Navigating the “Symbolic Glass Ceiling”: Identity Gender Patchworking, Silent Resignation, and Persistent Inequalities in Leadership

Tuesday, 8 July 2025: 00:00
Location: ASJE020 (Annex of the Faculty of Legal, Economic, and Social Sciences)
Oral Presentation
Hana FOUGHALI, Université Paris Cité, France
Professional inequalities between women and men remain a crucial issue in contemporary debates, despite advances in parity. My doctoral research explored these inequalities, highlighting a ‘symbolic glass ceiling’ faced by female senior managers and executives in French companies. This persistence of unease, even in senior management positions, can be explained by three interconnected dimensions: the socio-cultural context, women's bodily experiences and self-placating. Together, these factors maintain a system of inequality, even for those who appear to have broken through the hierarchical ceiling.

In this presentation, I will employ the concepts of ‘identity gender patchworking’ and ‘political make-up’ to illustrate how these women navigate between compliance and resistance to managerial norms. Their adaptation to the ‘masculine neutrality’ that dominates professional structures can be seen as a form of silent resignation or symbolic withdrawal. This process of adaptation, while often invisible, raises fundamental questions about how women subtly resist and navigate power dynamics in their professional environments.

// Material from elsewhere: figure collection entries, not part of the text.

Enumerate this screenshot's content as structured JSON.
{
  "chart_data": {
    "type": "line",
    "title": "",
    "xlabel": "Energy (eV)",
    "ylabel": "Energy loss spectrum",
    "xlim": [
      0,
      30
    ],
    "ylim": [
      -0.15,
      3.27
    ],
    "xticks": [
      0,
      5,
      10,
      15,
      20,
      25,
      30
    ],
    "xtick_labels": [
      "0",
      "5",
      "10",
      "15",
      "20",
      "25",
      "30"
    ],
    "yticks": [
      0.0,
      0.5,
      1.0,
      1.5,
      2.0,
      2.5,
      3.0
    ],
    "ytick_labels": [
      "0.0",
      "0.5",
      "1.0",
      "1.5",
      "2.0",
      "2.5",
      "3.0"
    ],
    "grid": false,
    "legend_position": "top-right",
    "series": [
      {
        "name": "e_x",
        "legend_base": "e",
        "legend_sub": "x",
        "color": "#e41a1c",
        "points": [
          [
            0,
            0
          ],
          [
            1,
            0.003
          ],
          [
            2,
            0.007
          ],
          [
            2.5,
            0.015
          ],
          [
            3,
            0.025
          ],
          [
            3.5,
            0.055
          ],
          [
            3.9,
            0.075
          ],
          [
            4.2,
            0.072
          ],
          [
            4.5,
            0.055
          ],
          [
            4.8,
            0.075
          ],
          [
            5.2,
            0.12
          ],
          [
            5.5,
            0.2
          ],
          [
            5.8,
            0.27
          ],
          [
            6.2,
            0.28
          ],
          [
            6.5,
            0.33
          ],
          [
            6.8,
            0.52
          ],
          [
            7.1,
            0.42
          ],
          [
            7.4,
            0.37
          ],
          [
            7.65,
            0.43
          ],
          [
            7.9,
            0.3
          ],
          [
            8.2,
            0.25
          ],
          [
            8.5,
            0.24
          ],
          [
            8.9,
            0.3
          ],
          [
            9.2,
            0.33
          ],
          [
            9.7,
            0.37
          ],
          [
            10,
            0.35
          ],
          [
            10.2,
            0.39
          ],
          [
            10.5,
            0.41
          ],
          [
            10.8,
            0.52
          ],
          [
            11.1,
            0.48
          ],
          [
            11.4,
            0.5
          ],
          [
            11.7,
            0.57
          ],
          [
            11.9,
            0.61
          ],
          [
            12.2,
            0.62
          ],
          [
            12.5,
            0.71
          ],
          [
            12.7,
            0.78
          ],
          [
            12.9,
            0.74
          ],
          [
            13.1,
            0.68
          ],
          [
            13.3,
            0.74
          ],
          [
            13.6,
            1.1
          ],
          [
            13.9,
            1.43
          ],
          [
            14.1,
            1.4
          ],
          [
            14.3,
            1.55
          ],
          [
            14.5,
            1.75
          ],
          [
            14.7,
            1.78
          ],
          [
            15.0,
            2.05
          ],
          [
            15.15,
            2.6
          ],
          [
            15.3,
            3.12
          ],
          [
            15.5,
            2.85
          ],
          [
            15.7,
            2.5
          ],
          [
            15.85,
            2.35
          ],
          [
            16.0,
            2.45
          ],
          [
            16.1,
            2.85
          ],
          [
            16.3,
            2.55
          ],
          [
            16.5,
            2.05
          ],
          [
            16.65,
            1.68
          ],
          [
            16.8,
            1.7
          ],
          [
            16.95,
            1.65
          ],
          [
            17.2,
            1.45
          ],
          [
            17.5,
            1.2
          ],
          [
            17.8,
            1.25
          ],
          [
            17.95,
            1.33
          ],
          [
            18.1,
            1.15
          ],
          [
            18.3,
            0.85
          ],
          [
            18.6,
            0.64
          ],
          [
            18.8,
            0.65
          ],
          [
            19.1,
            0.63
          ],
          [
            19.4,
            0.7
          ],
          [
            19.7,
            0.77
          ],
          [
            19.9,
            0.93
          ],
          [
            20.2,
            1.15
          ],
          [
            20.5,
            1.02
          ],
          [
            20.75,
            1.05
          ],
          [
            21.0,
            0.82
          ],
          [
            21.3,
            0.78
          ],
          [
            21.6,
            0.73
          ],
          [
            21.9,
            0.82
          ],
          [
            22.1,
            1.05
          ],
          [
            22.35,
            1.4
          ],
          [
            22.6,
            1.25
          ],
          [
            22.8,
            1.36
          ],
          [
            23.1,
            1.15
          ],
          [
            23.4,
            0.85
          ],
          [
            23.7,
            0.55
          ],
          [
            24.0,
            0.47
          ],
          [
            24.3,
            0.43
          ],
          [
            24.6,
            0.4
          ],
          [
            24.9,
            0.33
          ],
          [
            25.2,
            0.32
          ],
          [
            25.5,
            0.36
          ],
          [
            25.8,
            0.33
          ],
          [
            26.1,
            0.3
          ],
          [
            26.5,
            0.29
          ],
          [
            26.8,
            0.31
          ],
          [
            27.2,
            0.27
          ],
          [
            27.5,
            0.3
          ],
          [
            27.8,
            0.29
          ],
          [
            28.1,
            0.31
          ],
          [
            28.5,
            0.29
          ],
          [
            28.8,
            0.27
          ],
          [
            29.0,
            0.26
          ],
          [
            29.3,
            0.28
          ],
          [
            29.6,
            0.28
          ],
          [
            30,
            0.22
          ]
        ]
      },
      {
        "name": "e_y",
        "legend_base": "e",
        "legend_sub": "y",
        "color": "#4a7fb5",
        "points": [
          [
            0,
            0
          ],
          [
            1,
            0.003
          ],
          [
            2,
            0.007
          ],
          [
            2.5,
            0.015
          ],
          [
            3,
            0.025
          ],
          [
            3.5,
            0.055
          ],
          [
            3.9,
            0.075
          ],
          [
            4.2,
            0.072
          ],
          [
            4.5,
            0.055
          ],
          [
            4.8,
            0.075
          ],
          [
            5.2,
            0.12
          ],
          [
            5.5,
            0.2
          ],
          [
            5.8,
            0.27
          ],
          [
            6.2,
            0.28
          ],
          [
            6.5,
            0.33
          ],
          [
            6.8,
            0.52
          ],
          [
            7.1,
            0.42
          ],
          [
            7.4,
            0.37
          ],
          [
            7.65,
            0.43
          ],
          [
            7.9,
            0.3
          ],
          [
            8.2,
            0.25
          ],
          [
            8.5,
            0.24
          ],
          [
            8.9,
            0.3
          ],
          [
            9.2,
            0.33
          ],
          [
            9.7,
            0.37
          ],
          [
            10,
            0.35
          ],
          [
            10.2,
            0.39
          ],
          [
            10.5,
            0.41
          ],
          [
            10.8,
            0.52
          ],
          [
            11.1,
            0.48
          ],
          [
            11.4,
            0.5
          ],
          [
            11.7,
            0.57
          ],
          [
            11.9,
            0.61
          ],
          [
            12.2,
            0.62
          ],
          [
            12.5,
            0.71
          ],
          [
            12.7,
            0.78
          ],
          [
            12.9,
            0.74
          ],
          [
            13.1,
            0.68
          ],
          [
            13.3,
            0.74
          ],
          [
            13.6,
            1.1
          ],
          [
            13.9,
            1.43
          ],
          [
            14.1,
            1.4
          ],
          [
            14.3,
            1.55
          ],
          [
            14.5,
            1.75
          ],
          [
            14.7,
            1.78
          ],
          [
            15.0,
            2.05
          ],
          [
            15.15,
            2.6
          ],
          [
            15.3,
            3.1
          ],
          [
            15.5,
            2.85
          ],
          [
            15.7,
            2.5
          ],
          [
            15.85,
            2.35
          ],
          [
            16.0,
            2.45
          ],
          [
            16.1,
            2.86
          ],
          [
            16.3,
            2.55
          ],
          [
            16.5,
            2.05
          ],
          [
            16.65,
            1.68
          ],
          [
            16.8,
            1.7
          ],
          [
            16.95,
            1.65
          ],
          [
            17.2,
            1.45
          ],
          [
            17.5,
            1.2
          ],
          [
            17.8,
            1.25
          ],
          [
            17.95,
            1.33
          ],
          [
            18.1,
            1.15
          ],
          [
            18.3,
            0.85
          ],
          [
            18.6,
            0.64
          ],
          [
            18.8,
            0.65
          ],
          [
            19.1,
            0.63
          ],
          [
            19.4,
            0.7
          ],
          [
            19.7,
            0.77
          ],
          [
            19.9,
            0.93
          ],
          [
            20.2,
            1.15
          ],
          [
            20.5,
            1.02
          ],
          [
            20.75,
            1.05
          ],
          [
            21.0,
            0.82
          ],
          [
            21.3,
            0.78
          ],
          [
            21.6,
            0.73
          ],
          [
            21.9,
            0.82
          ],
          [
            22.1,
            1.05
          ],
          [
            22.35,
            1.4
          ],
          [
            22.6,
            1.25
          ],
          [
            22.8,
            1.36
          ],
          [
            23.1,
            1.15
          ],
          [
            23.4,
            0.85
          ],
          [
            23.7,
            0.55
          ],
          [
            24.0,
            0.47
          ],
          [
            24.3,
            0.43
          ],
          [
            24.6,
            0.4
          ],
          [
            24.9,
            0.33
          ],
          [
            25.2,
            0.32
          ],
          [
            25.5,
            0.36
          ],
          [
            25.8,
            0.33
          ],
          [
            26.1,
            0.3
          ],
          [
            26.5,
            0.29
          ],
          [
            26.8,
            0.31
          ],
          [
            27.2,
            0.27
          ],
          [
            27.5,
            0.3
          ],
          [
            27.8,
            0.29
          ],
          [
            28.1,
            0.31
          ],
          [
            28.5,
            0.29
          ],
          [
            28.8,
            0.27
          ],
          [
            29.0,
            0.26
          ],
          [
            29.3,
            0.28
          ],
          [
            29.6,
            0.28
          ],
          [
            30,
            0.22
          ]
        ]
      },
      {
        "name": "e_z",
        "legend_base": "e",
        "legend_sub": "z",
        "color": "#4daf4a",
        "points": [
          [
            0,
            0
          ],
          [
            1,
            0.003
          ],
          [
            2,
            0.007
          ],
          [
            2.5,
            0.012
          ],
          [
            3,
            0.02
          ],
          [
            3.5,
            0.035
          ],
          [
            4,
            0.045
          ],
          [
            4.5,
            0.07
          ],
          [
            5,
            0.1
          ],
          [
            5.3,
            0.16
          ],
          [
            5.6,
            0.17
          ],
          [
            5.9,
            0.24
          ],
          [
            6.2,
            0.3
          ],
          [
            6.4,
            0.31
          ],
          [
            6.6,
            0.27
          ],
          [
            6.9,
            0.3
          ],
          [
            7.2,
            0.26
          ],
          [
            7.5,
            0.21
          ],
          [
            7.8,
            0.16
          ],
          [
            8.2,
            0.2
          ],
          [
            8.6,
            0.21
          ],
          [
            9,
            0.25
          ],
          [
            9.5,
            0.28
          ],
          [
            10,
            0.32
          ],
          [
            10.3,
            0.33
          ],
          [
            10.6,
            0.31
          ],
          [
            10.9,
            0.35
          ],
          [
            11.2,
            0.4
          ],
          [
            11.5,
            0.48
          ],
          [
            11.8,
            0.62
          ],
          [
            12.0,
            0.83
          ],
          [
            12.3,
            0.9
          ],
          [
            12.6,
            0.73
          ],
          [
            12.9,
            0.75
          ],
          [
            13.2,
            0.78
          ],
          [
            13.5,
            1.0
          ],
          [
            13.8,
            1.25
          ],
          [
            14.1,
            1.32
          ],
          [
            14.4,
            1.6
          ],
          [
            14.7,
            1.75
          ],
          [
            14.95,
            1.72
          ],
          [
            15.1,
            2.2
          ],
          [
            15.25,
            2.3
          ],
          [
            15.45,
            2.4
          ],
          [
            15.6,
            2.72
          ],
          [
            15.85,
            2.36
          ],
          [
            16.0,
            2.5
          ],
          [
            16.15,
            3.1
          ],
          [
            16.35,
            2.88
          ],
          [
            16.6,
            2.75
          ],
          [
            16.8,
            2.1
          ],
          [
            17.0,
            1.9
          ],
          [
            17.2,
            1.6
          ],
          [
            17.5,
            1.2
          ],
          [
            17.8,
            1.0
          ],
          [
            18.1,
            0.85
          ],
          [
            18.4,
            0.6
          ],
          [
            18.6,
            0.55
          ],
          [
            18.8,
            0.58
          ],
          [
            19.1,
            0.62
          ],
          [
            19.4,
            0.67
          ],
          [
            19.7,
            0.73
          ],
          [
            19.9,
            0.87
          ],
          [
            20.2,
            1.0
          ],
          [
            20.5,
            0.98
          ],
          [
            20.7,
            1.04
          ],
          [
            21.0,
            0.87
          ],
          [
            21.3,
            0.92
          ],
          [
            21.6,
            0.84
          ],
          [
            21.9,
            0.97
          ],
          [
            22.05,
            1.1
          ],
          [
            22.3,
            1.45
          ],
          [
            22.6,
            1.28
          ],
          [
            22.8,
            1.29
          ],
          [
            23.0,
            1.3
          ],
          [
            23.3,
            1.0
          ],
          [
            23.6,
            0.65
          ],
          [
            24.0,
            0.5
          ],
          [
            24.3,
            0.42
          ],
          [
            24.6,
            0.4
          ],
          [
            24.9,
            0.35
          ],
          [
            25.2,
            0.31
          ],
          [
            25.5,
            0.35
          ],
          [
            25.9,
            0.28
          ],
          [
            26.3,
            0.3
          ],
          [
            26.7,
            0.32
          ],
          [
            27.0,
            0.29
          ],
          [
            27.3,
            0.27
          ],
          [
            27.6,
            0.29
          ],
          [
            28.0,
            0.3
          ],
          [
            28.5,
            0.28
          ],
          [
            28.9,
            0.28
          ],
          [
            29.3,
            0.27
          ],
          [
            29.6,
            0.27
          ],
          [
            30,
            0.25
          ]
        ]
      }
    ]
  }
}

By maintaining positions of authority, these women manage to assert their presence, but often at a significant personal and psychological cost. Their ability to continue within these structures, despite persistent obstacles, reflects both the limitations of current approaches to gender equality and the complex, nuanced forms of resistance that are essential for understanding the lived experiences of women in leadership roles.